In April 2019, the High Court of Australia will hear an appeal regarding the legal parentage of a child born as a result of an artificial conception procedure from a known sperm donor. The case is significant, and the decision will potentially impact countless Australian families.

Background

The Applicants in this case are a lesbian couple, Susan* and Margaret Parsons*, who have two children (‘B’ and ‘C’) that were conceived using artificial insemination. Susan is the birth mother to both children; however, B was conceived using sperm donated from Robert Masson* (‘the Respondent’) and C was conceived using an unknown sperm donor.

At the time of B’s conception, the Respondent believed that he was fathering a child whom he would help parent, by way of financial support and physical care. The Respondent’s name appeared on B’s birth certificate, and Margaret was listed as the ‘other parent’ on C’s birth certificate. While the Respondent and C are not biologically related, C only became aware of this fact recently and both children view the Respondent as their father. The Respondent has taken his relationship with both children seriously, feeling a commitment to caring for both girls. The children have always resided with the Applicants, and proceedings were initiated in the Family Court last year by the Applicants who sought permission to relocate to New Zealand with both children.

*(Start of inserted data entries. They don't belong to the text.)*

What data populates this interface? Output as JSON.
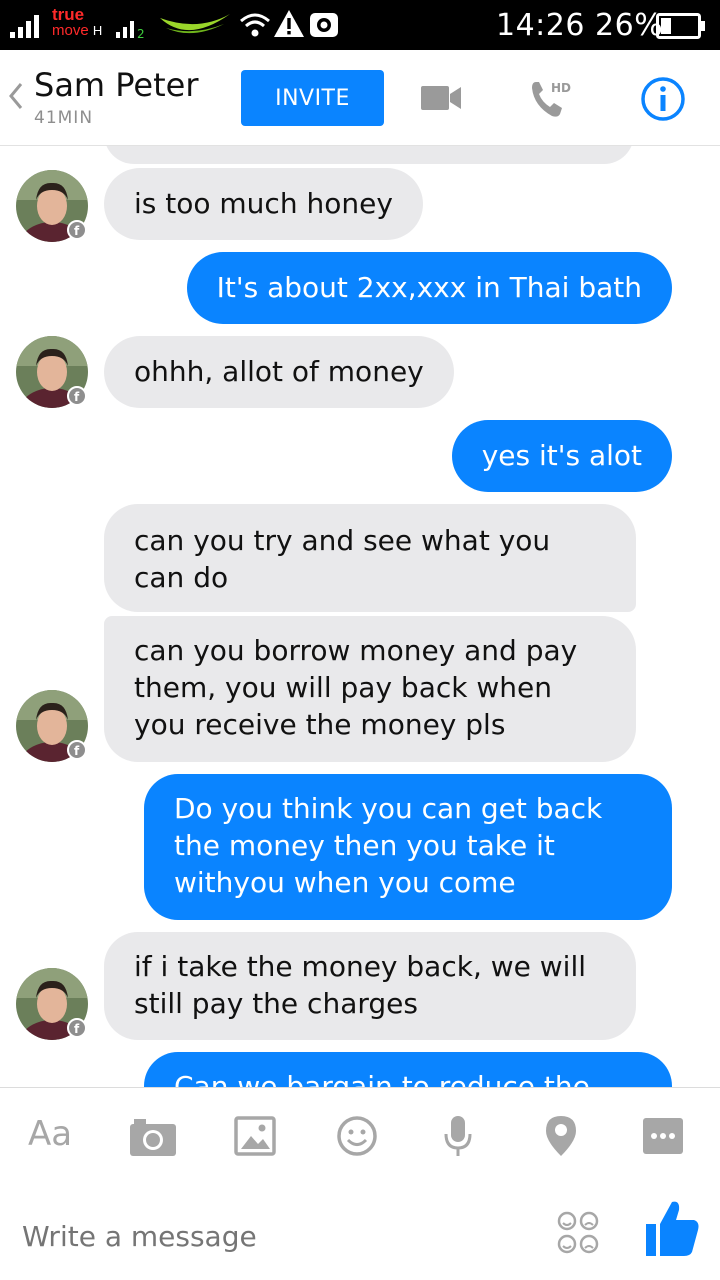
{
  "status_bar": {
    "carrier_line1": "true",
    "carrier_line2": "move",
    "network_type": "H",
    "time": "14:26",
    "battery": "26%"
  },
  "header": {
    "contact_name": "Sam Peter",
    "contact_status": "41MIN",
    "invite_label": "INVITE",
    "call_badge": "HD"
  },
  "messages": [
    {
      "from": "them",
      "text": "is too much honey"
    },
    {
      "from": "me",
      "text": "It's about 2xx,xxx in Thai bath"
    },
    {
      "from": "them",
      "text": "ohhh, allot of money"
    },
    {
      "from": "me",
      "text": "yes it's alot"
    },
    {
      "from": "them",
      "text": "can you try and see what you can do"
    },
    {
      "from": "them",
      "text": "can you borrow money and pay them, you will pay back when you receive the money pls"
    },
    {
      "from": "me",
      "text": "Do you think you can get back the money then you take it withyou when you come"
    },
    {
      "from": "them",
      "text": "if i take the money back, we will still pay the charges"
    },
    {
      "from": "me",
      "text": "Can we bargain to reduce the"
    }
  ],
  "composer": {
    "aa_label": "Aa",
    "placeholder": "Write a message"
  },
  "colors": {
    "accent": "#0a84ff",
    "incoming_bubble": "#e9e9eb",
    "status_bar": "#000000"
  },
  "icons": {
    "camera": "camera-icon",
    "gallery": "image-icon",
    "emoji": "smiley-icon",
    "mic": "microphone-icon",
    "location": "location-pin-icon",
    "more": "more-icon",
    "like": "thumbs-up-icon"
  }
}
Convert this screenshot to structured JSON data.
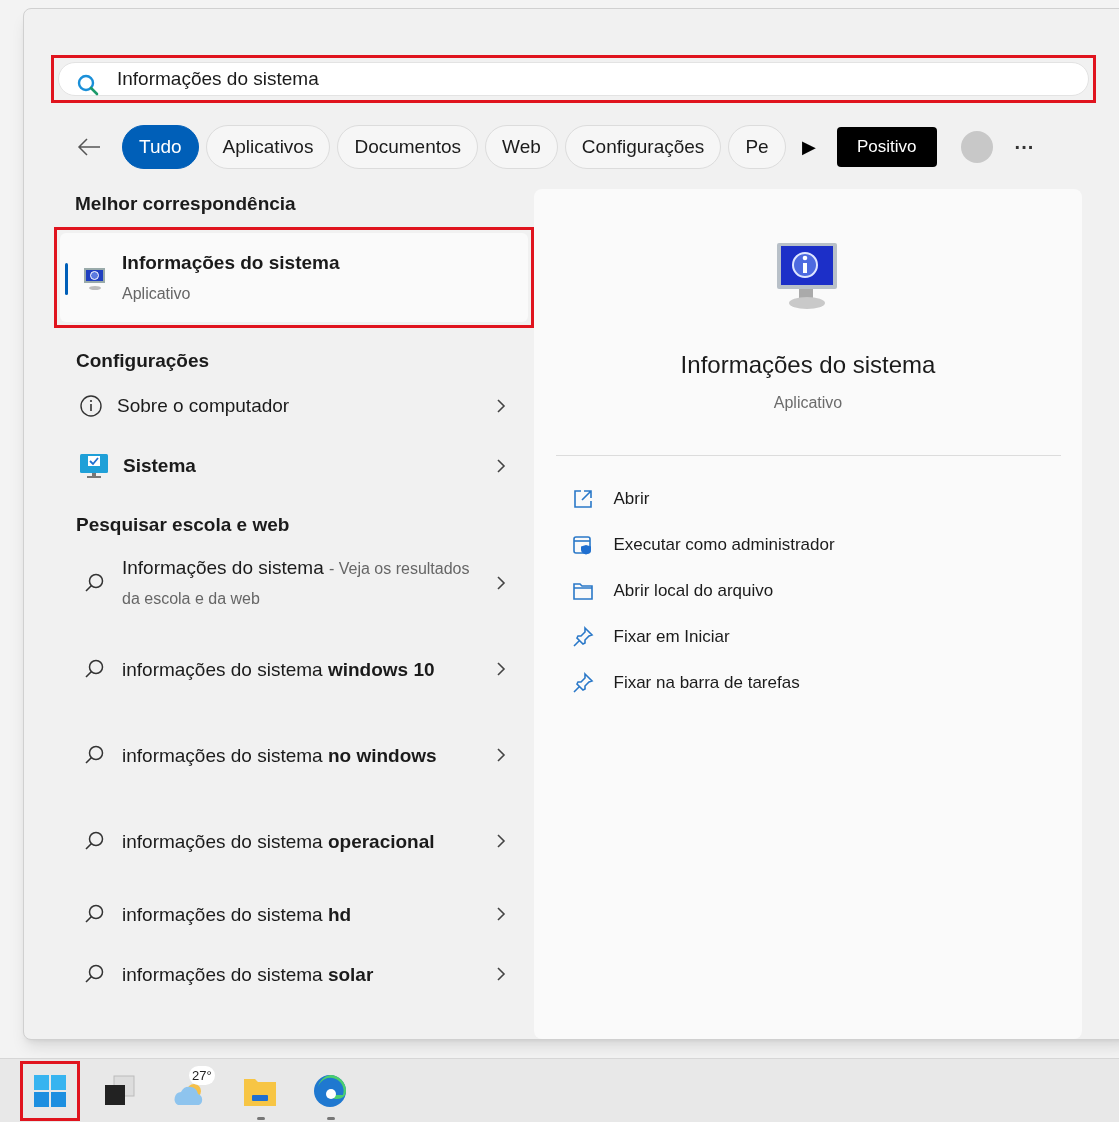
{
  "search": {
    "value": "Informações do sistema",
    "highlighted": true
  },
  "filters": [
    {
      "label": "Tudo",
      "selected": true
    },
    {
      "label": "Aplicativos",
      "selected": false
    },
    {
      "label": "Documentos",
      "selected": false
    },
    {
      "label": "Web",
      "selected": false
    },
    {
      "label": "Configurações",
      "selected": false
    },
    {
      "label": "Pe",
      "selected": false
    }
  ],
  "more_filters": "▶",
  "account": {
    "label": "Positivo"
  },
  "more_options": "···",
  "best_match": {
    "heading": "Melhor correspondência",
    "title": "Informações do sistema",
    "subtitle": "Aplicativo",
    "selected": true,
    "highlighted": true
  },
  "settings": {
    "heading": "Configurações",
    "items": [
      {
        "kind": "info",
        "label": "Sobre o computador",
        "bold": false
      },
      {
        "kind": "system",
        "label": "Sistema",
        "bold": true
      }
    ]
  },
  "web": {
    "heading": "Pesquisar escola e web",
    "items": [
      {
        "text": "Informações do sistema",
        "note": "- Veja os resultados da escola e da web"
      },
      {
        "text": "informações do sistema **windows 10**"
      },
      {
        "text": "informações do sistema **no windows**"
      },
      {
        "text": "informações do sistema **operacional**"
      },
      {
        "text": "informações do sistema **hd**"
      },
      {
        "text": "informações do sistema **solar**"
      }
    ]
  },
  "preview": {
    "title": "Informações do sistema",
    "subtitle": "Aplicativo",
    "actions": [
      {
        "kind": "open",
        "label": "Abrir"
      },
      {
        "kind": "admin",
        "label": "Executar como administrador"
      },
      {
        "kind": "folder",
        "label": "Abrir local do arquivo"
      },
      {
        "kind": "pin",
        "label": "Fixar em Iniciar"
      },
      {
        "kind": "pin",
        "label": "Fixar na barra de tarefas"
      }
    ]
  },
  "taskbar": [
    {
      "kind": "start",
      "highlighted": true,
      "running": false
    },
    {
      "kind": "taskview",
      "highlighted": false,
      "running": false
    },
    {
      "kind": "weather",
      "badge": "27°",
      "highlighted": false,
      "running": false
    },
    {
      "kind": "explorer",
      "highlighted": false,
      "running": true
    },
    {
      "kind": "edge",
      "highlighted": false,
      "running": true
    }
  ]
}
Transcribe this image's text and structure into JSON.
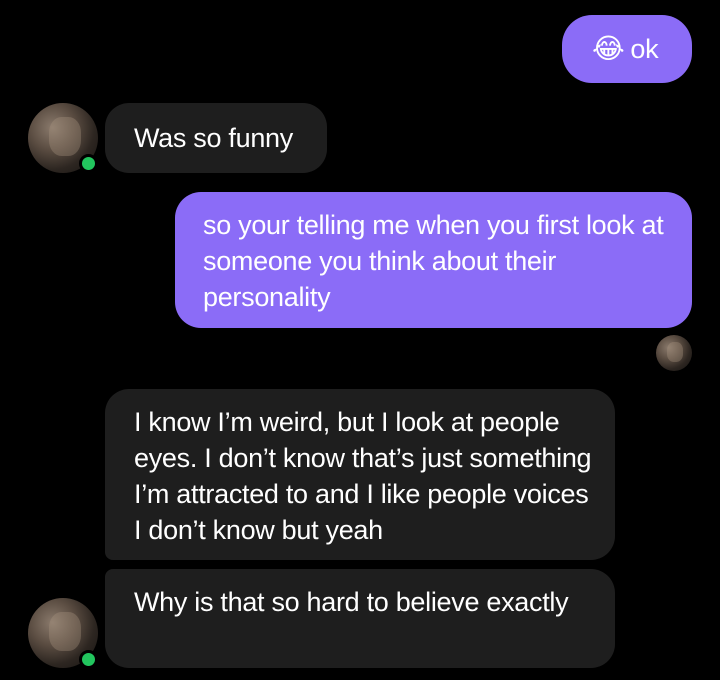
{
  "messages": [
    {
      "direction": "outgoing",
      "emoji": "😂",
      "text": "ok"
    },
    {
      "direction": "incoming",
      "text": "Was so funny"
    },
    {
      "direction": "outgoing",
      "text": "so your telling me when you first look at someone you think about their personality"
    },
    {
      "direction": "incoming",
      "text": "I know I’m weird, but I look at people eyes. I don’t know that’s just something I’m attracted to and I like people voices I don’t know but yeah"
    },
    {
      "direction": "incoming",
      "text": "Why is that so hard to believe exactly"
    }
  ],
  "colors": {
    "background": "#000000",
    "outgoing_bubble": "#8b6cf7",
    "incoming_bubble": "#1e1e1e",
    "online_indicator": "#22c55e",
    "text": "#ffffff"
  },
  "icons": {
    "avatar": "contact-avatar-photo",
    "online": "online-status-dot",
    "read_receipt": "read-receipt-avatar"
  }
}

The Respondent objected to the proposed relocation.

The Family Court’s view

The primary judge considered that the Respondent played an active role in the children’s lives, and that both of them referred to him as ‘Daddy’. The Respondent also argued that when B was conceived, the Applicants were not in a de facto relationship, and that he had provided his genetic material for the express purpose of fathering a child to which he expected to be a parent. Because the Applicant Mothers were not in a relationship at the time of B’s conception, the primary judge found that Margaret was not a legal parent of B. Her Honour concluded the Respondent was a parent instead, noting that ‘biology is part of the answer’. The Applicant Mothers were not given permission to relocate to New Zealand, and it was ordered that they have equal shared parental responsibility with the Respondent on the basis that they must consult with him before making any long-term decisions.

Appeal to the Full Court of the Family Court

The Applicants appealed the matter, on the grounds that the primary judge had failed to apply the relevant law in determining whether or not the Respondent was a legal parent of the child. The Full Court ordered that the Respondent was not a parent on the basis of s 79 of the Judiciary Act 1903 (Cth) and s 14(2) of the Status of Children Act 1996 (NSW).

Appeal to the High Court

The Respondent subsequently appealed to the High Court of Australia, where the matter is currently pending. Because the Family Law Act 1975 (‘the FLA’) places a large emphasis on the benefit of both parents having a meaningful relationship with their children, the outcome of this case is likely to ultimately rest on this question – who are B’s parents?

The word ‘parent’ is not exhaustively defined by the FLA. The High Court judgment therefore has the potential to challenge current interpretations of s 60H of the FLA, which outline the presumptions of parentage when a child is born as a result of artificial conception procedures. Section 60H creates a presumption in favour of an intended parent (notably the recognition of a non-biological mother in a lesbian relationship), and acts to preclude a known sperm donor from any form of parental responsibility or acknowledgment as a legal parent of a child, regardless of the parties’ intentions. However, if it is found that the parties’ intended for the Respondent to play a significant role in B’s life, and that this has been the case, then the Respondent can still be considered a person concerned with the ‘care, welfare and development of the child’ under the FLA, and apply for a parenting order pursuant to s 65C.

The scope of s 60H of the FLA does not consider circumstances where parties agree that the child has three or four parents, and judges have assumed that use of the term ‘both parents’ means that a child may only have a maximum of two parents. Looking to biology to interpret the legal parenthood of a child is inconsistent with other areas of the law, such as migration law, as well as the increased diversity of Australian families today. While the ‘best interests of the child’ are considered paramount under the FLA, the court is yet to ask B and C, aged 11 and 9, for their opinion on who they think their parents are.

Significance of the decision

The Federal Attorney Christian Porter has now intervened in the High Court case, arguing that the term “parent” should be expanded to include a sperm donor in certain cases where the sperm donor is not married to, or in a de facto relationship with, the Mother at the time the child was conceived. If this argument is accepted, it will mean that a single woman who uses a known sperm donor may find it impossible to exclude that donor from having a role as parent in their child’s life. This could have far reaching implications for thousands of donors, mothers and their children.

We will be watching this case carefully, and will report further on its outcome.

*Names are pseudonyms provided by the court.